One subtle detail: Marker removes headers, footers, and page numbers automatically. Most PDF parsers include this junk in output, forcing you to write brittle regex cleanup. Marker’s layout detection identifies these artifacts by position and repetition patterns, filtering them out. For textbooks and papers with complex formatting, this alone saves hours of post-processing work.
Gotcha
Marker’s licensing is a landmine. The model weights use AI Pubs Open Rail-M with commercial restrictions: free for research and startups under $2M revenue/funding, but requires paid licensing beyond that. The code itself is GPL, which means if you integrate Marker into a closed-source product, you may need to open-source your integration layer or negotiate a commercial exception. This isn’t unusual for ML tools, but it’s stricter than Apache-2.0 alternatives like Unstructured.io or IBM’s Docling.
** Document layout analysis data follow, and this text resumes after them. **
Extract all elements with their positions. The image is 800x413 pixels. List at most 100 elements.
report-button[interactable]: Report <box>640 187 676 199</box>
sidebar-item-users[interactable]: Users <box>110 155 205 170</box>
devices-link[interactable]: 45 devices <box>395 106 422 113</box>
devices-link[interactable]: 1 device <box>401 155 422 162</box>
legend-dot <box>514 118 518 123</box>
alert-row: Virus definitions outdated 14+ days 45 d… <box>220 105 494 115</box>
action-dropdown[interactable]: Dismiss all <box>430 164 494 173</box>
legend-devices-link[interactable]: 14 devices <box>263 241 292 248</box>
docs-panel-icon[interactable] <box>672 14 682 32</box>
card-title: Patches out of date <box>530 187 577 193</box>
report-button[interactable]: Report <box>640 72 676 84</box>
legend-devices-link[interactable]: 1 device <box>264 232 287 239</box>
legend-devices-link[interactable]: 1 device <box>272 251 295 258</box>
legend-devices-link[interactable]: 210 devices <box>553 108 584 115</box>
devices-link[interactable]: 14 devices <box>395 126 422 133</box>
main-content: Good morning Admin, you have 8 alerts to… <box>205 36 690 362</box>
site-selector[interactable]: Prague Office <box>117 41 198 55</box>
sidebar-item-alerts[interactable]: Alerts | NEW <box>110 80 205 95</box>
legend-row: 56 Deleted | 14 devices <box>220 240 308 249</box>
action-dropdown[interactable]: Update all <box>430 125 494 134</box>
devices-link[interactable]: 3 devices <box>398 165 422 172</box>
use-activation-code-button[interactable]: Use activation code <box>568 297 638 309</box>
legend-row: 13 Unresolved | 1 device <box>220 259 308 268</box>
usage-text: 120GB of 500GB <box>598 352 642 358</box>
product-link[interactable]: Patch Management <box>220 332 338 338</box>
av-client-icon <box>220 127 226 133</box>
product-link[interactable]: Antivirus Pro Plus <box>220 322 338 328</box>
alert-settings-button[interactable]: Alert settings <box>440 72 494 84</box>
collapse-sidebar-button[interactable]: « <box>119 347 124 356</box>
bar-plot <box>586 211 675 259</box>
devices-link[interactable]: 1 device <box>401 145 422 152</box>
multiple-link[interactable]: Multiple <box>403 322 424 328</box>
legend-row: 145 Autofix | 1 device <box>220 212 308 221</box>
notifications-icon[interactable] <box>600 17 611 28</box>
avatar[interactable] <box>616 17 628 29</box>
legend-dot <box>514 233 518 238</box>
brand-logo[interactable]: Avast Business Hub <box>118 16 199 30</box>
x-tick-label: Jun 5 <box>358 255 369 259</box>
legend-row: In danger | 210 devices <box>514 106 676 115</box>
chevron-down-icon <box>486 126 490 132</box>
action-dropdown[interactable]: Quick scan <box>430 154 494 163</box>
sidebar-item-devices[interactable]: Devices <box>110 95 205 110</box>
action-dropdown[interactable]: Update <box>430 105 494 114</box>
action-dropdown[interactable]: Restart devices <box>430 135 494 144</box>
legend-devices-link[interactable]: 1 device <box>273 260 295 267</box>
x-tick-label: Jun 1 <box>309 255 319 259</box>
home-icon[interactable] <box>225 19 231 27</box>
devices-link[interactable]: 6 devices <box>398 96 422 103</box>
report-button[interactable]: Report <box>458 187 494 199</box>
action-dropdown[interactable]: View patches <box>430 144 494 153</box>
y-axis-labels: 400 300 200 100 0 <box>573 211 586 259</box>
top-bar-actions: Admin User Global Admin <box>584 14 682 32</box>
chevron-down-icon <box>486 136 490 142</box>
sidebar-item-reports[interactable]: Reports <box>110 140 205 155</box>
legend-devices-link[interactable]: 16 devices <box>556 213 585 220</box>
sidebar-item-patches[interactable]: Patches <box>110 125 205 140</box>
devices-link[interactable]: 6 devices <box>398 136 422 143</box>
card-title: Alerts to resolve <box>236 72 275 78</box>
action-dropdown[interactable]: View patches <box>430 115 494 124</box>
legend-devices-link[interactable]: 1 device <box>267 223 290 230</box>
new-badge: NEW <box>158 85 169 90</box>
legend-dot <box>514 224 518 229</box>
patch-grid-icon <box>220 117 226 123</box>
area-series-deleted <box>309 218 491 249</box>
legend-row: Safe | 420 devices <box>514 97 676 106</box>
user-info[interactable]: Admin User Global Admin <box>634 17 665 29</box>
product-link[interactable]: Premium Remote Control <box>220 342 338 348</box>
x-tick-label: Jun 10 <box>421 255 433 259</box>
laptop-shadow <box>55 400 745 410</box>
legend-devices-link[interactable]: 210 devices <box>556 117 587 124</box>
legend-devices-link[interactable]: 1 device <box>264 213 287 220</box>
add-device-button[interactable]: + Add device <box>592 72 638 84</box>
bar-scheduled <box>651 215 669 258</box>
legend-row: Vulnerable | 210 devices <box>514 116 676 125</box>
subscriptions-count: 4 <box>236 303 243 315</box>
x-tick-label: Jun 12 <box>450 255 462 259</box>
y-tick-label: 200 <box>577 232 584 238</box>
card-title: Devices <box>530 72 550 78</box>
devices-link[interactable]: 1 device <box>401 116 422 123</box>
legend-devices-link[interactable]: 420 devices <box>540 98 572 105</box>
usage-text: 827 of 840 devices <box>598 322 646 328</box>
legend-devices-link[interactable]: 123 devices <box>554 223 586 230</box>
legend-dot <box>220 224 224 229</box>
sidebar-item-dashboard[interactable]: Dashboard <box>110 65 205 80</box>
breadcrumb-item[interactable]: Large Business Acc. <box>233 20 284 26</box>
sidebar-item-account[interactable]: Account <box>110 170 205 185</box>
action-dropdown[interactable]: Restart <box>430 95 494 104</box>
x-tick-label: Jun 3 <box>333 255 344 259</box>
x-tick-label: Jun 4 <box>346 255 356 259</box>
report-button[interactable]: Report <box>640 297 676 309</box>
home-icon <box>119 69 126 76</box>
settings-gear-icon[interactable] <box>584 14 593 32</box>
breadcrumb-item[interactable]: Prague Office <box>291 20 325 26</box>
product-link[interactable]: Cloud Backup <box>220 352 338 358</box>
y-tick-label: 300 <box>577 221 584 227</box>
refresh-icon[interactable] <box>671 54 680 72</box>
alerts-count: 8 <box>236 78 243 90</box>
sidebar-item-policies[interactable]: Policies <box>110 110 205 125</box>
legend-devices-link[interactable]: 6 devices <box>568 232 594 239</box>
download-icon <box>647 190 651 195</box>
If you’re at a mid-size company building a proprietary document pipeline, budget for licensing fees or plan to keep Marker behind an API boundary where GPL doesn’t propagate.
The LLM hybrid mode adds latency and cost. Gemini Flash API calls aren’t free, and even fast models add 2-5 seconds per page when they’re invoked. Marker tries to minimize this by only calling the LLM on complex sections, but a 100-page document with lots of tables could rack up noticeable API costs. The Ollama integration helps if you can self-host an LLM, but then you’re managing another service and need enough VRAM for both Marker’s CV models and the language model—easily 24GB+ for good results. For many use cases, the standalone CV mode is accurate enough, and you should benchmark whether the LLM uplift justifies the complexity.
Force OCR has a trade-off: it improves math formatting but slows processing significantly because every text region gets re-recognized. If your PDFs are clean digital documents without equations, skip it. The --strip_existing_ocr option exists because some PDFs have both good digital text and bad OCR embedded (usually from scanning printed pages)—you want to keep the digital text but discard the OCR garbage. Figuring out the right OCR flags for your document corpus takes experimentation.
Verdict
Use Marker if you’re building document intelligence features for a startup (under the revenue threshold), processing research papers or technical docs at scale, or need markdown conversion quality that beats commercial APIs without recurring per-page fees. The hybrid LLM mode is worth enabling when you’re handling complex tables or equations and accuracy matters more than speed—think legal discovery or scientific literature indexing. The extensible processor chain makes it ideal for custom document types where you need to inject domain-specific logic. Skip it if you need permissive licensing for a commercial product over $2M (evaluate Docling or pay for Marker’s commercial license instead), are processing simple single-column documents where PyMuPDF would suffice, or want a zero-infrastructure SaaS solution—Marker requires hosting Python services and managing GPU resources. Also skip if you need sub-second conversion times for user-facing features; the batch throughput is impressive but single-document latency is measured in seconds, not milliseconds.